Summary
You’ve Got This is not laugh-out-loud funny but it is charming and amusing. It respects the graft a long-term relationship needs.
This review of Netflix film You’ve Got This contains no spoilers. The romantic comedy came out on the streaming service on October 2, 2020.
I’m not sure if this is indicative of 30s dating but for some reason, the topic of children comes up rather early. Maybe it’s to avoid the situation in Netflix’s You’ve Got This; a couple who are both barnstorming to the top in their respective careers until one of them throws a spanner — the husband wants a baby. He wants to be a father.
For all it’s comedy, You’ve Got This is a story that can be taken rather seriously with all its context. It presents a serious couple who have mastered communication and value each other’s time, despite the little time they have. This is not some whimsical story or a last-ditch effort to get the chance with a “one true love”. This film is a 7-year relationship hitting rather rocky bumps in the middle of the road.

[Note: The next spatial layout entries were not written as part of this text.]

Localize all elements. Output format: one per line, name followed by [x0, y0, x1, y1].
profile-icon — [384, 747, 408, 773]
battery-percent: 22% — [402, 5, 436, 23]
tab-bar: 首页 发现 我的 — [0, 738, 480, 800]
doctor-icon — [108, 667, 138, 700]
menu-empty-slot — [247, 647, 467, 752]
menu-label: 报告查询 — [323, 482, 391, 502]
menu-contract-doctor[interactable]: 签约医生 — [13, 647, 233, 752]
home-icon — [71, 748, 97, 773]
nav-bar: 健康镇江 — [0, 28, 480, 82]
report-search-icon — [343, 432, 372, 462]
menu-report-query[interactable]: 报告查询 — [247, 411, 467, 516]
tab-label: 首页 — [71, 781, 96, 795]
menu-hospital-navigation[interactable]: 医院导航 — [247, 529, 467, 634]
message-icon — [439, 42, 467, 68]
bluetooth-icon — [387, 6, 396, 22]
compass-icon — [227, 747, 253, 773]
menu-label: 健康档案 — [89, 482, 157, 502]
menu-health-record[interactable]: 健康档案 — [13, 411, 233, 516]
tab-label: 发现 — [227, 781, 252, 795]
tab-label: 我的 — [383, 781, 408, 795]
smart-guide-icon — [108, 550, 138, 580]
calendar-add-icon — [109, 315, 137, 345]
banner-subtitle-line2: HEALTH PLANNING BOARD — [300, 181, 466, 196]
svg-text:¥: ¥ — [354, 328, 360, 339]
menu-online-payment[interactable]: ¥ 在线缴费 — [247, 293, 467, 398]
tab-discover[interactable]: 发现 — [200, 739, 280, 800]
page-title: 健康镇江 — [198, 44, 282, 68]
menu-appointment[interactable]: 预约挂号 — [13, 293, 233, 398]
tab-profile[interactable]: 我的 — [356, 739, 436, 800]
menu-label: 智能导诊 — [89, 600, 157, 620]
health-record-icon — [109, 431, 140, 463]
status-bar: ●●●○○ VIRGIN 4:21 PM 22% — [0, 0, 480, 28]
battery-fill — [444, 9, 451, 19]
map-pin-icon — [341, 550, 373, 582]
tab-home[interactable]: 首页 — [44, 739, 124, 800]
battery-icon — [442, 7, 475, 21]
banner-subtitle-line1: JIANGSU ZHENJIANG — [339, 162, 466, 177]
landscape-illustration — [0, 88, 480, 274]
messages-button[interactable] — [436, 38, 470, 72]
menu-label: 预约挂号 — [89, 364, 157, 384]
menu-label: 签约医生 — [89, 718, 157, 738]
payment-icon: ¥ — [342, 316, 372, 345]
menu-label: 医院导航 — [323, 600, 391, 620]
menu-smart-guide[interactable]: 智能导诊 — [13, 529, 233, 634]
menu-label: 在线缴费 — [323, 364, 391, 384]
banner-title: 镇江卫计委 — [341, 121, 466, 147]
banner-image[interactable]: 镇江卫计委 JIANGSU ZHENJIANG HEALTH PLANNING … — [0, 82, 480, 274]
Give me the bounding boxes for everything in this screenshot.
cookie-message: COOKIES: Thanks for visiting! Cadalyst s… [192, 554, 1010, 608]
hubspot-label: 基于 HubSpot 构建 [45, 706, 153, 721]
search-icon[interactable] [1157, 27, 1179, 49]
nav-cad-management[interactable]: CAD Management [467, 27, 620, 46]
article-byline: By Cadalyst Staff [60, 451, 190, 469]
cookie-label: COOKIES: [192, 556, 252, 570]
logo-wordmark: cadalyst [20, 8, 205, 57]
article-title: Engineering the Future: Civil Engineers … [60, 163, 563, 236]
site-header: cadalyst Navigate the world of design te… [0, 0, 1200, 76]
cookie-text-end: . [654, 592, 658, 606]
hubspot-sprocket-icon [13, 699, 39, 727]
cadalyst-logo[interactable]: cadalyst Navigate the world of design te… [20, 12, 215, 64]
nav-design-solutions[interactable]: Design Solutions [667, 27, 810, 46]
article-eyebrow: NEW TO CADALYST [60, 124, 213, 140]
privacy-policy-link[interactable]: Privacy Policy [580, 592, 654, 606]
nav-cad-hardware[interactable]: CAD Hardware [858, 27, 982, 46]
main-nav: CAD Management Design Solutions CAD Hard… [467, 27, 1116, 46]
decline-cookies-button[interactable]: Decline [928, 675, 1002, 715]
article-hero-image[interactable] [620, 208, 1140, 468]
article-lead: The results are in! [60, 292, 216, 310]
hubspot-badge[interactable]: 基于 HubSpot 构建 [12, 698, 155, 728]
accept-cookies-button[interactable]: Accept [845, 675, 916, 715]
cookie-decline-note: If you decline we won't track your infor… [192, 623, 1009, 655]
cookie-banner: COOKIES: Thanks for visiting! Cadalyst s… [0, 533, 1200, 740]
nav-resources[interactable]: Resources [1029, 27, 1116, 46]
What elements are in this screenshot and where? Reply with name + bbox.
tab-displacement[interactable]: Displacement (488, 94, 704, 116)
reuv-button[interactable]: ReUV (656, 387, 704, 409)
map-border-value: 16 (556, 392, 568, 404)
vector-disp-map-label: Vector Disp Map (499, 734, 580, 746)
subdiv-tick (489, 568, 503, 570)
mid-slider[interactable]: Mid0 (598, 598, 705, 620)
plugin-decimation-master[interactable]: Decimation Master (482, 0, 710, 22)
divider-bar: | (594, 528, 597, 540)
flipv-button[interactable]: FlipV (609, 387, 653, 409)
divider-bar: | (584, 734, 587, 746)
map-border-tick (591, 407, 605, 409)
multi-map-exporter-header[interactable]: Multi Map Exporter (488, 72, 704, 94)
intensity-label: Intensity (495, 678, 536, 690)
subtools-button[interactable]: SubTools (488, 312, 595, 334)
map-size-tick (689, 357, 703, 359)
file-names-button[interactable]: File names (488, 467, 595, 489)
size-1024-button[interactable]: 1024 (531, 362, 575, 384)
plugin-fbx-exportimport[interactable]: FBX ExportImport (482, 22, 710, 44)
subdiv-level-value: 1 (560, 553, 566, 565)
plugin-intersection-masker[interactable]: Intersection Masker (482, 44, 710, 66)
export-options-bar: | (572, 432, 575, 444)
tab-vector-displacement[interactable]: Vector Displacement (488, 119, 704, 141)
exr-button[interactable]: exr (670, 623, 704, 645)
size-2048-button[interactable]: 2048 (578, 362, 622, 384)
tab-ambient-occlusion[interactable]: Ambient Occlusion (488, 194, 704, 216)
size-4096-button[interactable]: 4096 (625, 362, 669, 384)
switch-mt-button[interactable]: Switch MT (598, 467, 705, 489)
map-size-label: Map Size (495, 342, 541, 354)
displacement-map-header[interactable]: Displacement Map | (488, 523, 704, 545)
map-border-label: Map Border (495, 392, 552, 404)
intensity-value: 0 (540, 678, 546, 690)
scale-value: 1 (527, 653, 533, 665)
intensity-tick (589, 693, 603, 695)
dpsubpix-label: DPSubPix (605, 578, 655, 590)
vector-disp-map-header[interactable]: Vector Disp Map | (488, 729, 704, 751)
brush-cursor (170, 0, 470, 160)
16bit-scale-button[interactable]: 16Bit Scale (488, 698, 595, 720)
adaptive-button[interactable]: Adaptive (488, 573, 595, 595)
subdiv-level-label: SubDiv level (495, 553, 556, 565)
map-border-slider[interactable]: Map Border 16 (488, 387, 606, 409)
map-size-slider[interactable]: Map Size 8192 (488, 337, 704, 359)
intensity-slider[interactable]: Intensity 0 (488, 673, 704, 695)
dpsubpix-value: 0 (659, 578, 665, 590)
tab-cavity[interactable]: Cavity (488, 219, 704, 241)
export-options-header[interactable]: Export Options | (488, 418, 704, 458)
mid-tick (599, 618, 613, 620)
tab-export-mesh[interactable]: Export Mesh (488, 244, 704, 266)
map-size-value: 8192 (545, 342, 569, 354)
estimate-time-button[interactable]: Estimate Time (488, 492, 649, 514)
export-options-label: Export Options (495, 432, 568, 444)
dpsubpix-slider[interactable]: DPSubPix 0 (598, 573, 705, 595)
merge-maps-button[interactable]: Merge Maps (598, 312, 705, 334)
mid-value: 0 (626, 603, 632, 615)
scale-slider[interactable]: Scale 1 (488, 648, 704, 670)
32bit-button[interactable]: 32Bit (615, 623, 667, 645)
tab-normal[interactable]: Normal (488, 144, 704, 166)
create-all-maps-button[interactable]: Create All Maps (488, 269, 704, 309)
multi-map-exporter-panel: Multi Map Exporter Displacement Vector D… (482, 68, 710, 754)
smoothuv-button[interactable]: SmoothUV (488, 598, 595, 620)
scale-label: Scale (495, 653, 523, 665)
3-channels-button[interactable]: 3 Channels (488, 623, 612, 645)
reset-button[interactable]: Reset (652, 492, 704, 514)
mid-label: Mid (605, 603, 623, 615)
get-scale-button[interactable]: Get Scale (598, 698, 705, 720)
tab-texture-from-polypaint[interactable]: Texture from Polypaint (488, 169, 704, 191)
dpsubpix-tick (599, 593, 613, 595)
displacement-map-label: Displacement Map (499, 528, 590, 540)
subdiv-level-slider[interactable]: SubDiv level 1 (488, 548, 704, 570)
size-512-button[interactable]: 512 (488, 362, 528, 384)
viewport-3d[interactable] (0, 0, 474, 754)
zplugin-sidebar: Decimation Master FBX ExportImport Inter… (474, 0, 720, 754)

The on-screen chemistry between the two leads is excellent; they both appear to understand what they stand for as characters. The wife has aspirations to be a controlling partner of a large company — her career is as precious to her as building a family while the husband, who does rather well as an advertisement executive, wants a family life balance with the woman he loves. Both are understandable reasons but You’ve Got This puts this simple, compromising position in a relationship on the platform and sees how it plays out.
The main plot really engineers this concept when the husband decides to babysit a child (seemingly indefinitely) without his wife’s knowledge — this marks a series of comedic gags as he fears that if his wife finds out, their difference on the child matter will break them. You’ve Got This is not laugh-out-loud funny but it is charming and amusing. It respects the graft a long-term relationship needs.
You’ve Got This sets out what it needs to do; it reverses the usual wife-husband trope and rather than making a storyline where the wife tries to make all the calls on family planning, it opts for a progressive, modern storyline instead where the husband is the one that is considering children. It’s refreshing, and while the script is blatantly on-the-nose about it, luckily the writing keeps the story stood up.